Es geht ihm darum, über die Sättigung des täglichen Hungers hinaus noch hungrig zu sein für das Brot des Lebens, das vom Himmel kommt. Jesus präsentiert sich als dieses Brot vom Himmel, als diese Speise, die nicht vergänglich ist. Er tut dies, indem er auf seinen Vater und auf sich verweist.

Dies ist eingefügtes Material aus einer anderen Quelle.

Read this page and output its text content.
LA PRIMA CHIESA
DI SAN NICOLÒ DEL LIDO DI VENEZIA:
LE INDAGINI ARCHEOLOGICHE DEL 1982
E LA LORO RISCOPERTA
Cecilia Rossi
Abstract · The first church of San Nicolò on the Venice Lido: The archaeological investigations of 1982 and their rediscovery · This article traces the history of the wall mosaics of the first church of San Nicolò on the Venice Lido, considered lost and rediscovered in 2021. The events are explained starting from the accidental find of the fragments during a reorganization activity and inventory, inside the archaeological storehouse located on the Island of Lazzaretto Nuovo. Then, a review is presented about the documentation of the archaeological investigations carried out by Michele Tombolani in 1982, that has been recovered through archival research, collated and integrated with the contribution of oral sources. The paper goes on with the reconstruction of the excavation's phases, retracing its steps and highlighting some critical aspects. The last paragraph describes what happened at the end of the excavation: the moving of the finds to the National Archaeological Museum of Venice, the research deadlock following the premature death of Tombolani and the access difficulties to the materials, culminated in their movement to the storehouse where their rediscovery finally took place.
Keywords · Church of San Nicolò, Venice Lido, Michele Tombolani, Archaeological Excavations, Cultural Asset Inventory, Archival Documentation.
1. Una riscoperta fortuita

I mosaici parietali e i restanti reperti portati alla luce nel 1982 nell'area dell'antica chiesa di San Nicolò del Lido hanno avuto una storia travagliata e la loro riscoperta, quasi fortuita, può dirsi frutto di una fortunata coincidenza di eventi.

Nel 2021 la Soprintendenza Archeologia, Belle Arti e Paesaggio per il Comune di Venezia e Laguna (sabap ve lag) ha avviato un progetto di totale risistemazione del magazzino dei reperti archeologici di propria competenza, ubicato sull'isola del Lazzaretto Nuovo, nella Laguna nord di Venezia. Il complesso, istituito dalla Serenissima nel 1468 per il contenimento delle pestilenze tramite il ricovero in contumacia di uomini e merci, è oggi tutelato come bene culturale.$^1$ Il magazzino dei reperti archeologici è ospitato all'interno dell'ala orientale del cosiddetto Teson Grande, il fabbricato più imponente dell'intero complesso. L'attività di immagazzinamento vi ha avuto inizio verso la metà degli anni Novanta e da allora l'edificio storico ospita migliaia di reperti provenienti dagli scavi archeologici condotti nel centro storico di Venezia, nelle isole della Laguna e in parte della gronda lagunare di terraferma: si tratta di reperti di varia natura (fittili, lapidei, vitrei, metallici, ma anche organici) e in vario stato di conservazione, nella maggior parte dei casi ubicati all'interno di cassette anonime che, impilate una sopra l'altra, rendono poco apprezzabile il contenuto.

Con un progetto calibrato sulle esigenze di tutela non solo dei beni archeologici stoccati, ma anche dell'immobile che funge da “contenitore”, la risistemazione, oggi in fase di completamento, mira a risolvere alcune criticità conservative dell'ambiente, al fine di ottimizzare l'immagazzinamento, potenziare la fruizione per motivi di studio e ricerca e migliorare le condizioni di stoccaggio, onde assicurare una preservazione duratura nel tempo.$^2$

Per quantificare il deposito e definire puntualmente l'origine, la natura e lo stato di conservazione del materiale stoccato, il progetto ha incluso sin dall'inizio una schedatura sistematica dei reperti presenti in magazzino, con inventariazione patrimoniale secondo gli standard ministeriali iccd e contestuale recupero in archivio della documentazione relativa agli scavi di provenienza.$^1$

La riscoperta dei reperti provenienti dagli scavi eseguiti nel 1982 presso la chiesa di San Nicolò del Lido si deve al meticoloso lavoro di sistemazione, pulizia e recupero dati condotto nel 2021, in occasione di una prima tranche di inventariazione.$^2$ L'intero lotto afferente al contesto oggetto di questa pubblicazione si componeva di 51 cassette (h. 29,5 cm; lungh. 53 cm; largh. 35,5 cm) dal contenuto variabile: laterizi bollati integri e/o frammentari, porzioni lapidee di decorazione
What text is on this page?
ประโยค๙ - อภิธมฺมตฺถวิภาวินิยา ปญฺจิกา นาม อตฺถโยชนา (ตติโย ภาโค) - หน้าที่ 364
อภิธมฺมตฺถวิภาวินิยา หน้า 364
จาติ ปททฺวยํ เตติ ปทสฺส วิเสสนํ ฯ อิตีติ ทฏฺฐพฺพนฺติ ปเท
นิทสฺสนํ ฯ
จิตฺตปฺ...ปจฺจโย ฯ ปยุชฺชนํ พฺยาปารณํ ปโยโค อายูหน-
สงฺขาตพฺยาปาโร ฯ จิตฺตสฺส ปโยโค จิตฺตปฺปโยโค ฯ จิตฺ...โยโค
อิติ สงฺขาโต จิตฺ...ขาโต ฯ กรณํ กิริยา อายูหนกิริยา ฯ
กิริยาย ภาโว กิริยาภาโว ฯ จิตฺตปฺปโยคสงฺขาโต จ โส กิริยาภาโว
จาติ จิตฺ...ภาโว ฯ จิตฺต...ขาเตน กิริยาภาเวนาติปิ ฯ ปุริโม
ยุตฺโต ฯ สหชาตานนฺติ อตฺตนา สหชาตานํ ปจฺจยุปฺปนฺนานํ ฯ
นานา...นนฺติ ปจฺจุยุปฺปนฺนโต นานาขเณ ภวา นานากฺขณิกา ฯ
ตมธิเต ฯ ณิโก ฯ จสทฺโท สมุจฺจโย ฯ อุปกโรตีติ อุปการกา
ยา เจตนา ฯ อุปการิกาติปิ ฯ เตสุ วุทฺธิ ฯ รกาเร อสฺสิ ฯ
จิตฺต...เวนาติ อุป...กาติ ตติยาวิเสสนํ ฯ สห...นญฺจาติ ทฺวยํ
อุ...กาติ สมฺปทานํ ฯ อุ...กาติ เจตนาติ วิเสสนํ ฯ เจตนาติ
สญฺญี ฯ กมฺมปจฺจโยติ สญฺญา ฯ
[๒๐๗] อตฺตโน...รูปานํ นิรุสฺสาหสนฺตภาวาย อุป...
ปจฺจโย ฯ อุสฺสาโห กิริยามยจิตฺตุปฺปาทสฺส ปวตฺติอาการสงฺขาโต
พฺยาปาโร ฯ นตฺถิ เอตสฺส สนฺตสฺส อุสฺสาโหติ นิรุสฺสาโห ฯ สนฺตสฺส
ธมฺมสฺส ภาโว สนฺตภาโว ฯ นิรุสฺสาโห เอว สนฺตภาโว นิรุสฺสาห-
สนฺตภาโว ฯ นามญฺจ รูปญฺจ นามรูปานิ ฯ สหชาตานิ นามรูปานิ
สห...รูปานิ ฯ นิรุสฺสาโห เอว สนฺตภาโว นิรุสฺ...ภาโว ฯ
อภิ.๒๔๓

Er schenkt uns das wahre Brot vom Himmel, um uns allen ein Leben in Fülle zu geben. Dieses Brot vom Himmel als Gabe Gottes an uns Menschen kann man sich nicht durch Arbeit und Leistung verdienen oder durch Geld in Form von Erlebnissen erkaufen. Einzig und allein wird hier von uns gefordert: Wir sollen uns vertrauensvoll der Wirklichkeit Gottes, die in Jesus Christus offenbar geworden ist, öffnen. Wir sind eingeladen, bereit zu sein. Unsere leeren Hände auszustrecken, um sie von Gott, der in Jesus Christus unser Bruder geworden ist, füllen zu lassen.
Wenn wir uns auf diesen Jesus immer wieder einlassen, sein Brot, das nicht vergänglich ist, uns in der Feier der Eucharistie erneut schenken lassen, dann werden wir durch solche Begegnungen und Zeichen der Zuwendung grundlegende Erfahrungen mit Gott machen, die über unseren Tod hinaus Bestand haben.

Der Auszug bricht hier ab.